Il sistema Informatico degli Archivi di Stato hackerato in conseguenza di un nuovo attacco rivendicato dal gruppo acktivista Anonymous e, più precisamente, dalla frangia LulzSecIta. Al cyber attacco è conseguita la violazione delle credenziali e relative password di 5.465 utenti, tra manager e funzionari, appartenenti al sistema informatico archivi-sias.it, evidentemente non conservate in modo sicuro e il cui elenco è stato poi reso disponibile via Twitter, come ha annunciato via social il collettivo di hackers.
La notizia è dello scorso 24 aprile e ancora una volta conduce a ritenere che gli standards della sicurezza informatica in Italia sono davvero ben lontani dall’avere raggiunto un livello di efficienza ed affidabilità testati.
Ebbene sì. Se nel nostro paese accade ancora che le reiterate iniziative di hacker criminali dimostrino, anche sovente ormai, la fin troppo evidente inadeguatezza dei sistemi informatici delle pubbliche amministrazioni e che, uno studente 24enne comodamente seduto a un tavolino di un bar, vicino alla sede di un Cloud provider, rubi attraverso la rete wi-fi le credenziali di accesso alle caselle di Libero Mail e Virgilio Mail di 1,4 milioni di italiani, gestite dall’azienda Italiaonline, non può non concordarsi sulla importanza dell’educazione digitale, con approccio top-down e bottom-up ad ogni livello.
Permettere che un database con tutte le credenziali e le password in chiaro venga “bucato”, ne vengano trafugati i records e divulgati su Twitter è davvero imbarazzante ed è per questo che gli investimenti in cybersicurezza e l’impostazione di un modello di governance dell’information security anche nelle pubbliche amministrazioni rappresentano un fatto di civiltà prima ancora di una concreta evoluzione tecnologica.

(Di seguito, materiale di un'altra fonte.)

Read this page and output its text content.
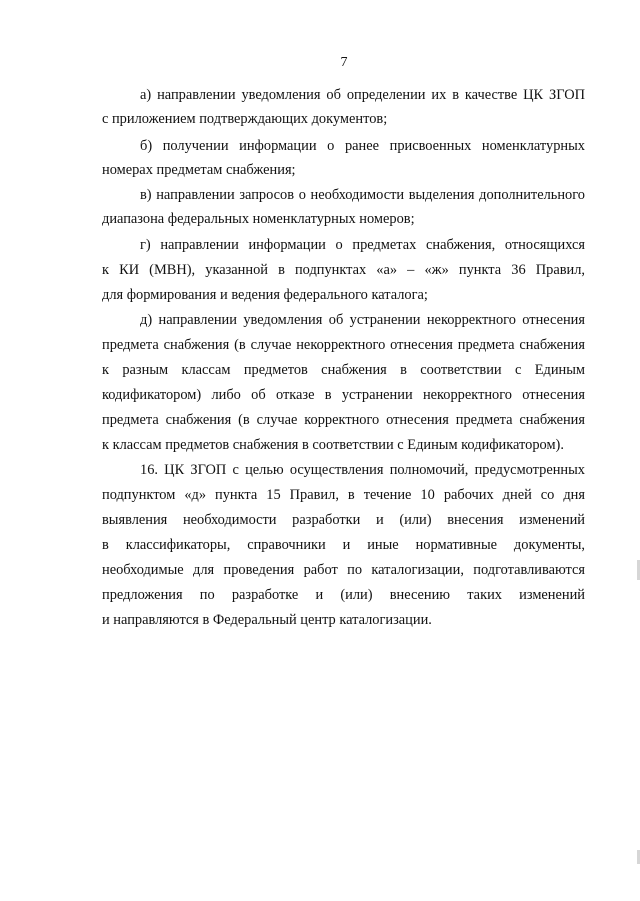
7
а) направлении уведомления об определении их в качестве ЦК ЗГОП
с приложением подтверждающих документов;
б) получении информации о ранее присвоенных номенклатурных
номерах предметам снабжения;
в) направлении запросов о необходимости выделения дополнительного
диапазона федеральных номенклатурных номеров;
г) направлении информации о предметах снабжения, относящихся
к КИ (МВН), указанной в подпунктах «а» – «ж» пункта 36 Правил,
для формирования и ведения федерального каталога;
д) направлении уведомления об устранении некорректного отнесения
предмета снабжения (в случае некорректного отнесения предмета снабжения
к разным классам предметов снабжения в соответствии с Единым
кодификатором) либо об отказе в устранении некорректного отнесения
предмета снабжения (в случае корректного отнесения предмета снабжения
к классам предметов снабжения в соответствии с Единым кодификатором).
16. ЦК ЗГОП с целью осуществления полномочий, предусмотренных
подпунктом «д» пункта 15 Правил, в течение 10 рабочих дней со дня
выявления необходимости разработки и (или) внесения изменений
в классификаторы, справочники и иные нормативные документы,
необходимые для проведения работ по каталогизации, подготавливаются
предложения по разработке и (или) внесению таких изменений
и направляются в Федеральный центр каталогизации.
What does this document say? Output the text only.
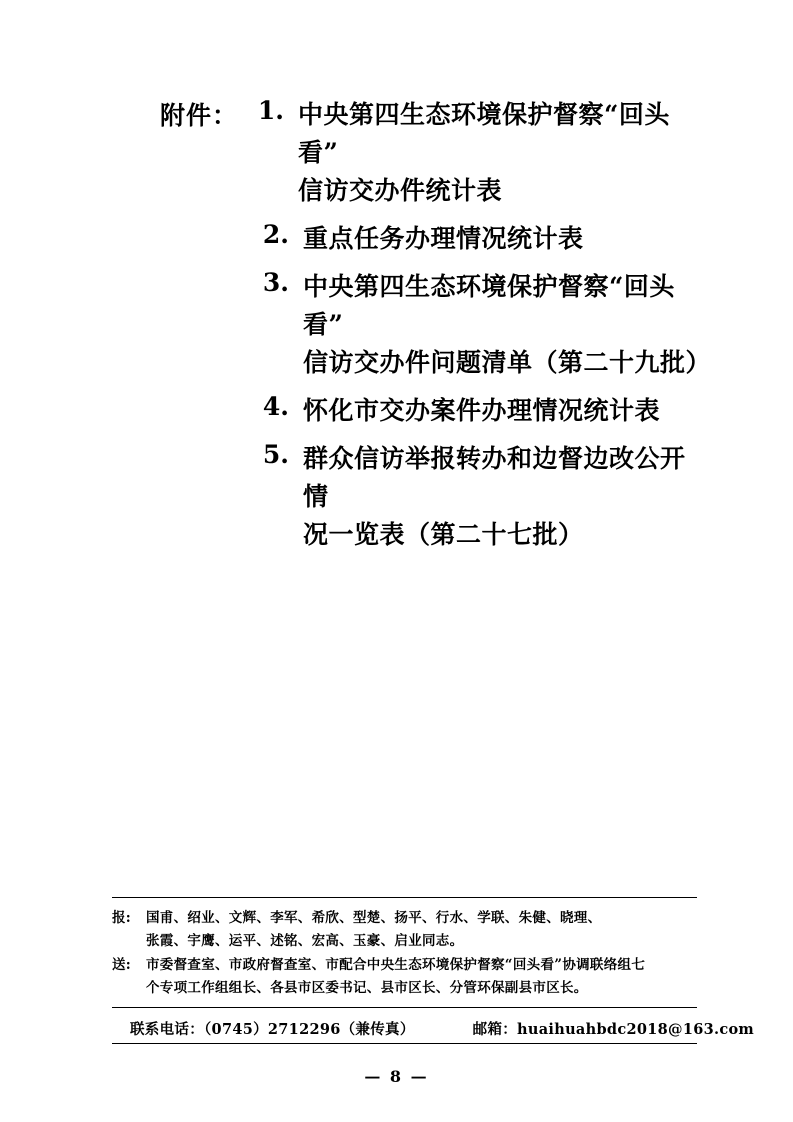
附件： 1. 中央第四生态环境保护督察“回头看”
信访交办件统计表
2. 重点任务办理情况统计表
3. 中央第四生态环境保护督察“回头看”
信访交办件问题清单（第二十九批）
4. 怀化市交办案件办理情况统计表
5. 群众信访举报转办和边督边改公开情
况一览表（第二十七批）
报:	国甫、绍业、文辉、李军、希欣、型楚、扬平、行水、学联、朱健、晓理、
张霞、宇鹰、运平、述铭、宏高、玉豪、启业同志。
送:	市委督查室、市政府督查室、市配合中央生态环境保护督察“回头看”协调联络组七
个专项工作组组长、各县市区委书记、县市区长、分管环保副县市区长。
联系电话：（0745）2712296（兼传真）	邮箱：huaihuahbdc2018@163.com
— 8 —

La minaccia è davvero grave
Infatti, l’account di posta elettronica rappresenta un contenitore più o meno ricco di informazioni personali degli utenti che, laddove violate, possono compromettere esponenzialmente l’identità digitale delle vittime. Nella gran parte dei casi le nostre informazioni personali violate vengono messe in vendita nel dark web, dove chiunque può acquistarle per pochi euro e molto spesso il fenomeno favorisce la creazione criminosa di falsi profili da sfruttare in ulteriori azioni illegali in rete.